A study of the red-shift of a neutral donor bound exciton in GaN nanorods by hydrogenation.

In this paper we account for the physics behind the exciton peak shift in GaN nanorods (NRs) due to hydrogenation. GaN NRs were selectively grown on a patterned Ti/Si(111) substrate using plasma-assisted molecular beam epitaxy, and the effect of hydrogenation on their optical properties was investigated in detail using low-temperature photoluminescence measurements. Due to hydrogenation, the emissions corresponding to the donor-acceptor pair and yellow luminescence in GaN NRs were strongly suppressed, while the emission corresponding to the neutral to donor bound exciton (D0X) exhibited red-shift.
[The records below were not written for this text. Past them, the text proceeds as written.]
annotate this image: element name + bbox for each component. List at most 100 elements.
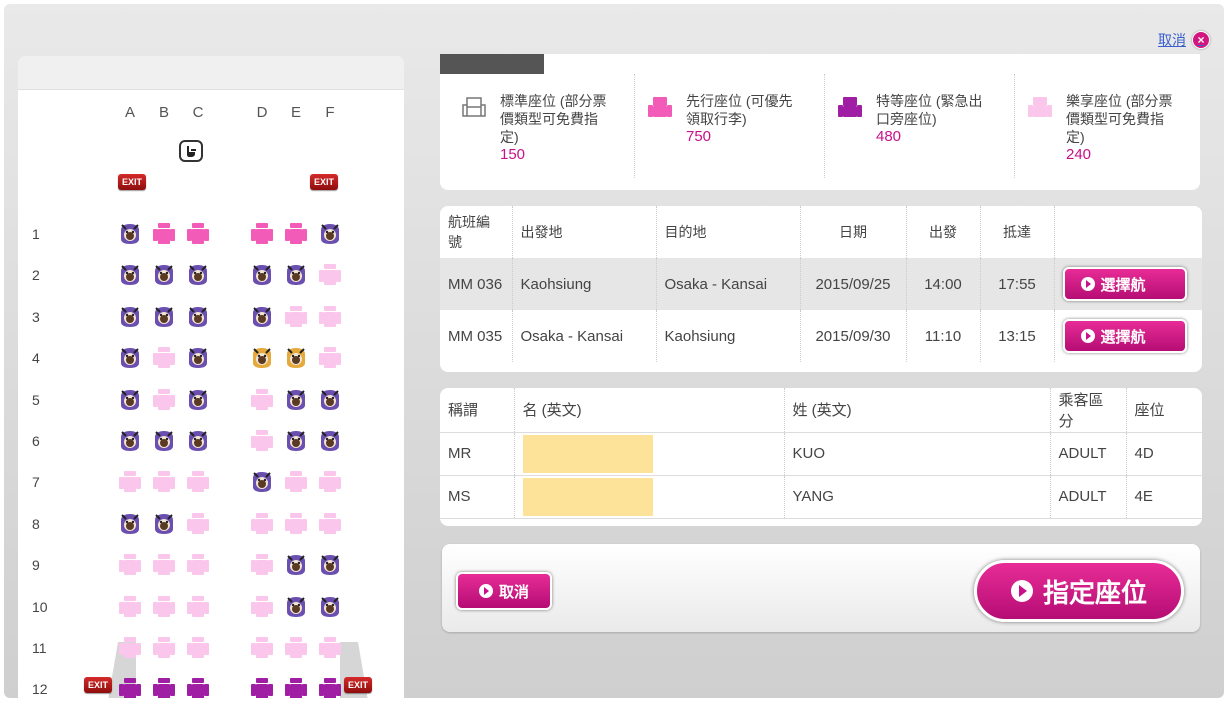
seat-4E[interactable] bbox=[284, 346, 308, 370]
seat-8F[interactable] bbox=[318, 512, 342, 536]
flight-no: MM 036 bbox=[440, 258, 513, 310]
select-flight-label: 選擇航 bbox=[1100, 328, 1146, 346]
seat-11F[interactable] bbox=[318, 636, 342, 660]
exit-sign: EXIT bbox=[84, 677, 112, 694]
seat-9D[interactable] bbox=[250, 553, 274, 577]
seat-10C[interactable] bbox=[186, 595, 210, 619]
seat-7D bbox=[250, 470, 274, 494]
seat-5E bbox=[284, 388, 308, 412]
seat-10B[interactable] bbox=[152, 595, 176, 619]
seat-11D[interactable] bbox=[250, 636, 274, 660]
seat-11B[interactable] bbox=[152, 636, 176, 660]
seat-6D[interactable] bbox=[250, 429, 274, 453]
col-date: 日期 bbox=[800, 206, 907, 258]
seat-6B bbox=[152, 429, 176, 453]
seat-9C[interactable] bbox=[186, 553, 210, 577]
action-bar: 取消 指定座位 bbox=[442, 544, 1200, 632]
seat-1D[interactable] bbox=[250, 222, 274, 246]
seat-12F[interactable] bbox=[318, 677, 342, 698]
flight-destination: Kaohsiung bbox=[656, 310, 801, 362]
seat-12E[interactable] bbox=[284, 677, 308, 698]
seat-12C[interactable] bbox=[186, 677, 210, 698]
seat-5D[interactable] bbox=[250, 388, 274, 412]
row-number: 12 bbox=[32, 681, 48, 698]
seat-12B[interactable] bbox=[152, 677, 176, 698]
seat-10D[interactable] bbox=[250, 595, 274, 619]
flight-action-cell: 選擇航 bbox=[1054, 258, 1202, 310]
legend-label: 特等座位 (緊急出口旁座位) bbox=[876, 93, 983, 127]
legend-price: 480 bbox=[876, 128, 902, 145]
seat-1A bbox=[118, 222, 142, 246]
flight-departure: 11:10 bbox=[906, 310, 981, 362]
seat-12A[interactable] bbox=[118, 677, 142, 698]
legend-separator bbox=[824, 74, 825, 178]
seat-1F bbox=[318, 222, 342, 246]
seat-4B[interactable] bbox=[152, 346, 176, 370]
col-destination: 目的地 bbox=[656, 206, 801, 258]
assign-seat-button[interactable]: 指定座位 bbox=[974, 560, 1184, 622]
seat-4D[interactable] bbox=[250, 346, 274, 370]
seat-1B[interactable] bbox=[152, 222, 176, 246]
select-flight-button[interactable]: 選擇航 bbox=[1062, 267, 1187, 301]
seat-2C bbox=[186, 263, 210, 287]
seat-5B[interactable] bbox=[152, 388, 176, 412]
seat-3A bbox=[118, 305, 142, 329]
column-letter: D bbox=[256, 104, 268, 121]
seat-4C bbox=[186, 346, 210, 370]
seat-8C[interactable] bbox=[186, 512, 210, 536]
seat-5A bbox=[118, 388, 142, 412]
seat-8D[interactable] bbox=[250, 512, 274, 536]
close-icon[interactable]: × bbox=[1192, 31, 1210, 49]
seat-7B[interactable] bbox=[152, 470, 176, 494]
seat-8E[interactable] bbox=[284, 512, 308, 536]
seat-3F[interactable] bbox=[318, 305, 342, 329]
col-action bbox=[1054, 206, 1202, 258]
col-passenger-type: 乘客區分 bbox=[1050, 388, 1127, 433]
close-link-label[interactable]: 取消 bbox=[1158, 30, 1186, 50]
col-last-name: 姓 (英文) bbox=[784, 388, 1051, 433]
seat-2F[interactable] bbox=[318, 263, 342, 287]
seat-11A[interactable] bbox=[118, 636, 142, 660]
legend-item-standard: 標準座位 (部分票價類型可免費指定) 150 bbox=[460, 92, 610, 178]
passenger-row: MR KUO ADULT 4D bbox=[440, 432, 1202, 476]
passenger-title: MS bbox=[440, 475, 515, 519]
legend-text: 標準座位 (部分票價類型可免費指定) 150 bbox=[500, 92, 610, 178]
legend-text: 樂享座位 (部分票價類型可免費指定) 240 bbox=[1066, 92, 1176, 178]
close-dialog[interactable]: 取消 × bbox=[1158, 30, 1210, 50]
seat-4F[interactable] bbox=[318, 346, 342, 370]
seat-6E bbox=[284, 429, 308, 453]
seat-map: ABCDEF EXIT EXIT 1 2 3 4 5 6 7 8 9 10 11 12 EXIT EXIT bbox=[18, 56, 404, 698]
cancel-button[interactable]: 取消 bbox=[456, 572, 552, 610]
seat-9A[interactable] bbox=[118, 553, 142, 577]
seat-7A[interactable] bbox=[118, 470, 142, 494]
flight-arrival: 17:55 bbox=[980, 258, 1055, 310]
col-departure: 出發 bbox=[906, 206, 981, 258]
seat-7F[interactable] bbox=[318, 470, 342, 494]
legend-label: 樂享座位 (部分票價類型可免費指定) bbox=[1066, 93, 1173, 145]
column-letter: E bbox=[290, 104, 301, 121]
seat-12D[interactable] bbox=[250, 677, 274, 698]
passenger-first-name bbox=[514, 432, 785, 476]
passenger-title: MR bbox=[440, 432, 515, 476]
seat-11E[interactable] bbox=[284, 636, 308, 660]
col-arrival: 抵達 bbox=[980, 206, 1055, 258]
seat-7E[interactable] bbox=[284, 470, 308, 494]
seat-11C[interactable] bbox=[186, 636, 210, 660]
seat-9F bbox=[318, 553, 342, 577]
seat-3E[interactable] bbox=[284, 305, 308, 329]
flight-header-row: 航班編號 出發地 目的地 日期 出發 抵達 bbox=[440, 206, 1202, 258]
seat-2A bbox=[118, 263, 142, 287]
legend-label: 標準座位 (部分票價類型可免費指定) bbox=[500, 93, 607, 145]
seat-10A[interactable] bbox=[118, 595, 142, 619]
row-number: 7 bbox=[32, 474, 40, 491]
exit-sign: EXIT bbox=[310, 174, 338, 190]
seat-1E[interactable] bbox=[284, 222, 308, 246]
column-letter: B bbox=[158, 104, 169, 121]
seat-9B[interactable] bbox=[152, 553, 176, 577]
legend-price: 150 bbox=[500, 146, 526, 163]
select-flight-button[interactable]: 選擇航 bbox=[1062, 319, 1187, 353]
seat-7C[interactable] bbox=[186, 470, 210, 494]
passenger-first-name bbox=[514, 475, 785, 519]
seat-1C[interactable] bbox=[186, 222, 210, 246]
row-number: 5 bbox=[32, 391, 40, 408]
Thermal annealing of hydrogenated GaN NRs demonstrated the recovery of the D0X and deep level emission. To determine the nature of the D0X peak shift due to hydrogenation, comparative studies were carried out on various diameters of GaN NRs, which can be controlled by different growth conditions and wet-etching times. Our experimental results reveal that the D0X shift depends on the diameter of the GaN NRs after hydrogenation. The results clearly demonstrate that the hydrogenation leads to band bending of GaN NRs as compensated by hydrogen ions, which causes a red-shift in the D0X emission.